皆さんにそんな思いはしてほしくない。ファンライダーは、タイヤの限界など知ろうとせず、どうやったら安全に走れるかを考えた方が得策です。ドライ特化型のハイグリップタイヤで走行中に小雨が降ってきたら、速やかにピットに戻りましょう。
Q84|フロントタイヤをうまく使いたい!
Q85|ブレーキングではグリップ感が希薄で、不安
Q86|グリップを引き出す乗り方はありますか?
Q87|フロントタイヤのつぶし方を教えてください
A|ブレーキングではヒジをピンと張り、腕に力を入れます。
ヒジをロックするイメージです。コーナリング中も腕から力を抜かないように。一瞬脱力するのは、立ち上がりにかけて車体を起こすためにセルフステアを使う時だけです。腕をダルダルにしていると、サスペンションのように振動を減衰してしまい、せっかくのフロントタイヤからのインフォメーションを薄めてしまいます。
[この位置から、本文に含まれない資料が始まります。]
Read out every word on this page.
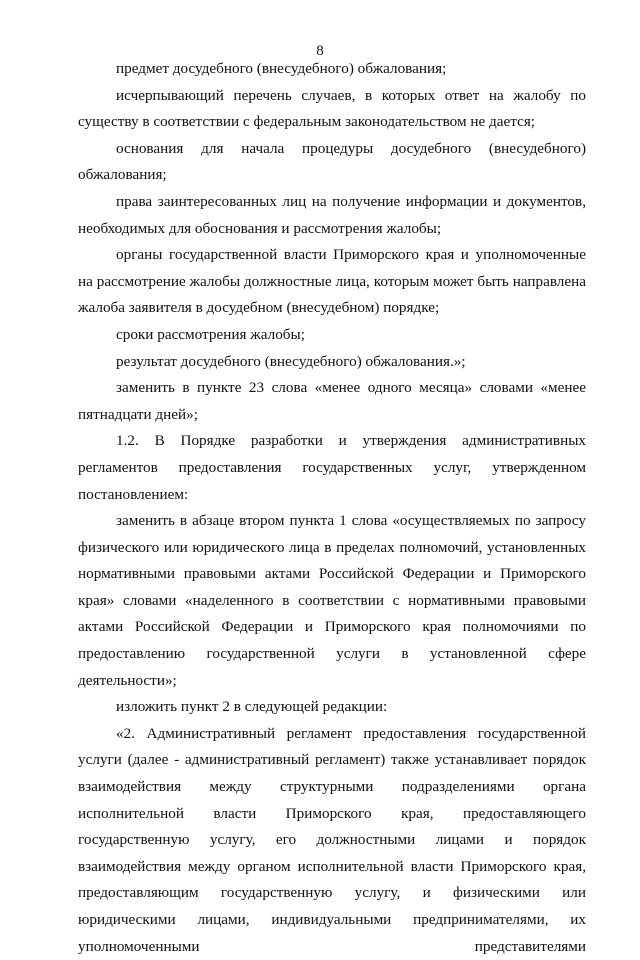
8

предмет досудебного (внесудебного) обжалования;

исчерпывающий перечень случаев, в которых ответ на жалобу по существу в соответствии с федеральным законодательством не дается;

основания для начала процедуры досудебного (внесудебного) обжалования;

права заинтересованных лиц на получение информации и документов, необходимых для обоснования и рассмотрения жалобы;

органы государственной власти Приморского края и уполномоченные на рассмотрение жалобы должностные лица, которым может быть направлена жалоба заявителя в досудебном (внесудебном) порядке;

сроки рассмотрения жалобы;

результат досудебного (внесудебного) обжалования.»;

заменить в пункте 23 слова «менее одного месяца» словами «менее пятнадцати дней»;

1.2. В Порядке разработки и утверждения административных регламентов предоставления государственных услуг, утвержденном постановлением:

заменить в абзаце втором пункта 1 слова «осуществляемых по запросу физического или юридического лица в пределах полномочий, установленных нормативными правовыми актами Российской Федерации и Приморского края» словами «наделенного в соответствии с нормативными правовыми актами Российской Федерации и Приморского края полномочиями по предоставлению государственной услуги в установленной сфере деятельности»;

изложить пункт 2 в следующей редакции:

«2. Административный регламент предоставления государственной услуги (далее - административный регламент) также устанавливает порядок взаимодействия между структурными подразделениями органа исполнительной власти Приморского края, предоставляющего государственную услугу, его должностными лицами и порядок взаимодействия между органом исполнительной власти Приморского края, предоставляющим государственную услугу, и физическими или юридическими лицами, индивидуальными предпринимателями, их уполномоченными представителями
ヒジを張り、腕に力を入れることに抵抗感を持つ方も少なからずいるでしょう。でも、フロントタイヤをつぶすのにも効果的。騙されたと思って、1度トライしてみてください。私のスクールでは全員が「これか!」と、笑顔になっています。
Q88|空気圧はタイヤメーカー指定とバイクメーカー指定と、どちらがいいの?
A|新車装着時と同じOEMタイヤならバイクメーカー指定
リプレイスタイヤならタイヤメーカー指定に合わせるのが基本です。サーキット走行では、指定値より2割程度までなら空気圧を下げてもよいと思います。
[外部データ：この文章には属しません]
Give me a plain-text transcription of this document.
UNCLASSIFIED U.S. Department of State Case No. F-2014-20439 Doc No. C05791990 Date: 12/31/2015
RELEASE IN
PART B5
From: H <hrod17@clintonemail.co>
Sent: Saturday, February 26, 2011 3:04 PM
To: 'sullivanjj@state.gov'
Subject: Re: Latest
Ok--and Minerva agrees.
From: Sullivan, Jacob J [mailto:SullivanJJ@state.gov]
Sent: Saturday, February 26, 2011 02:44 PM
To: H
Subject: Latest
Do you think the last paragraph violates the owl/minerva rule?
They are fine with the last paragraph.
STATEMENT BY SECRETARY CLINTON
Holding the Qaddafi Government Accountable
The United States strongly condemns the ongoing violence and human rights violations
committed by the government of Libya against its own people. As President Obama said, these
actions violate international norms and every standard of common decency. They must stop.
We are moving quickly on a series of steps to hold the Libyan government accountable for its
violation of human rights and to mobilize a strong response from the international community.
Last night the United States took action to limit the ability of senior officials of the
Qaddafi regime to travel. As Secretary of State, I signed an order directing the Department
中には150kPaなんていう低圧タイヤもありますが、その場合はタイヤメーカー推奨の空気圧を守ってください。
Q89|古いバイクに最新のハイグリップタイヤは装着しない方がよいと聞いたことがありますオーバースペックなのでしょうか?
A|タイヤがオーバースペックでも弊害はないと思います。
きちんと整備されておらず、ただしエンジンやサスペンションがスカスカな状態であるならば、ハイグリップタイヤはもったいない感じはしますが……。
なお、サイズには注意してください。「せっかくだから」と太くしてしまうと、旋回力が下がります。
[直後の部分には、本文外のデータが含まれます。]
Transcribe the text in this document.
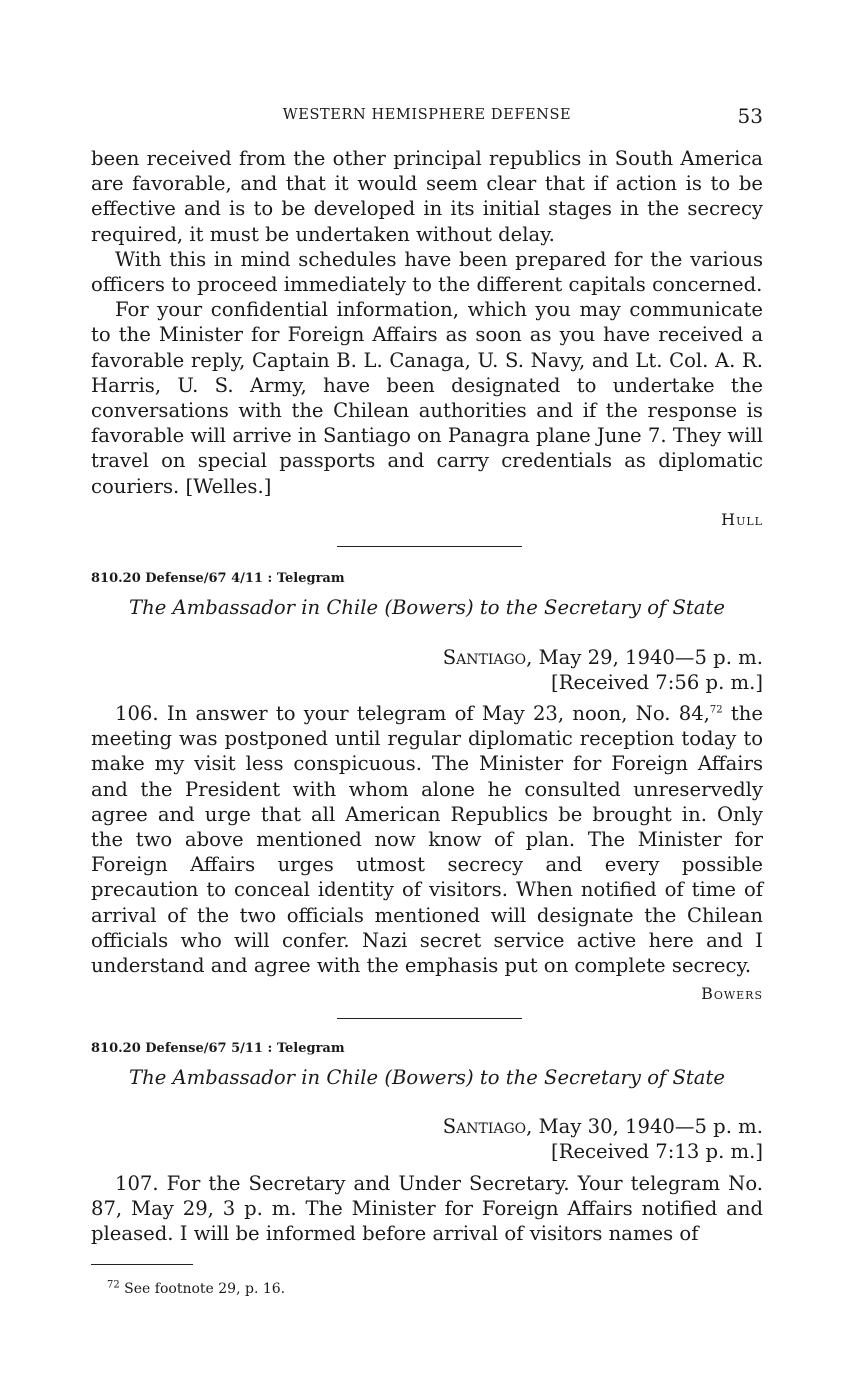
WESTERN HEMISPHERE DEFENSE	53

been received from the other principal republics in South America are favorable, and that it would seem clear that if action is to be effective and is to be developed in its initial stages in the secrecy required, it must be undertaken without delay.

With this in mind schedules have been prepared for the various officers to proceed immediately to the different capitals concerned.

For your confidential information, which you may communicate to the Minister for Foreign Affairs as soon as you have received a favorable reply, Captain B. L. Canaga, U. S. Navy, and Lt. Col. A. R. Harris, U. S. Army, have been designated to undertake the conversations with the Chilean authorities and if the response is favorable will arrive in Santiago on Panagra plane June 7. They will travel on special passports and carry credentials as diplomatic couriers. [Welles.]

Hull
810.20 Defense/67 4/11 : Telegram
The Ambassador in Chile (Bowers) to the Secretary of State
Santiago, May 29, 1940—5 p. m.
[Received 7:56 p. m.]

106. In answer to your telegram of May 23, noon, No. 84,72 the meeting was postponed until regular diplomatic reception today to make my visit less conspicuous. The Minister for Foreign Affairs and the President with whom alone he consulted unreservedly agree and urge that all American Republics be brought in. Only the two above mentioned now know of plan. The Minister for Foreign Affairs urges utmost secrecy and every possible precaution to conceal identity of visitors. When notified of time of arrival of the two officials mentioned will designate the Chilean officials who will confer. Nazi secret service active here and I understand and agree with the emphasis put on complete secrecy.

Bowers
810.20 Defense/67 5/11 : Telegram
The Ambassador in Chile (Bowers) to the Secretary of State
Santiago, May 30, 1940—5 p. m.
[Received 7:13 p. m.]

107. For the Secretary and Under Secretary. Your telegram No. 87, May 29, 3 p. m. The Minister for Foreign Affairs notified and pleased. I will be informed before arrival of visitors names of

$^{72}$ See footnote 29, p. 16.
Q90|車体をあまり寝かせずにタイヤを押しつける走りの方が寝かせるよりもハイサイドになりにくい?
A|その通りです。しかし、ハイサイドを過度に恐れる必要はありません。
MotoGPなどでのブッ飛びシーンから「ハイサイド」という言葉がひとり歩きし、楽しさをスポイルしているようにも感じます。
「世界最高峰レベルで攻めた時に起こるもの」と思ってもらって大丈夫。もちろんバイクのことですから「絶対起きない」とは言い切れませんが、少なくともハイサイドを意識している方なら、相当な低確率だと思います。
Q91|タイヤを暖めるには、スラロームした方がよいですか?ブレーキや加速でタイヤをつぶした方がよいですか?
A|タイヤで大事なのは路面とコンタクトする表面です。
表面を温めなければ本来のグリップを発揮しません。左右にスラロームするのがもっとも効率よくタイヤを温められます。
「加減速でタイヤを揉むとよい」という意見もありますが、内部温度が上がってもあまり意味がありません。

ただし、サーキット走行会で過度なスラロームは危険ですので、他車に影響しない範囲に留めてください。
また、これらはサーキット対応のタイヤの話です。適応温度幅が広いツーリングタイヤの場合は、あまり温める必要はないと思います。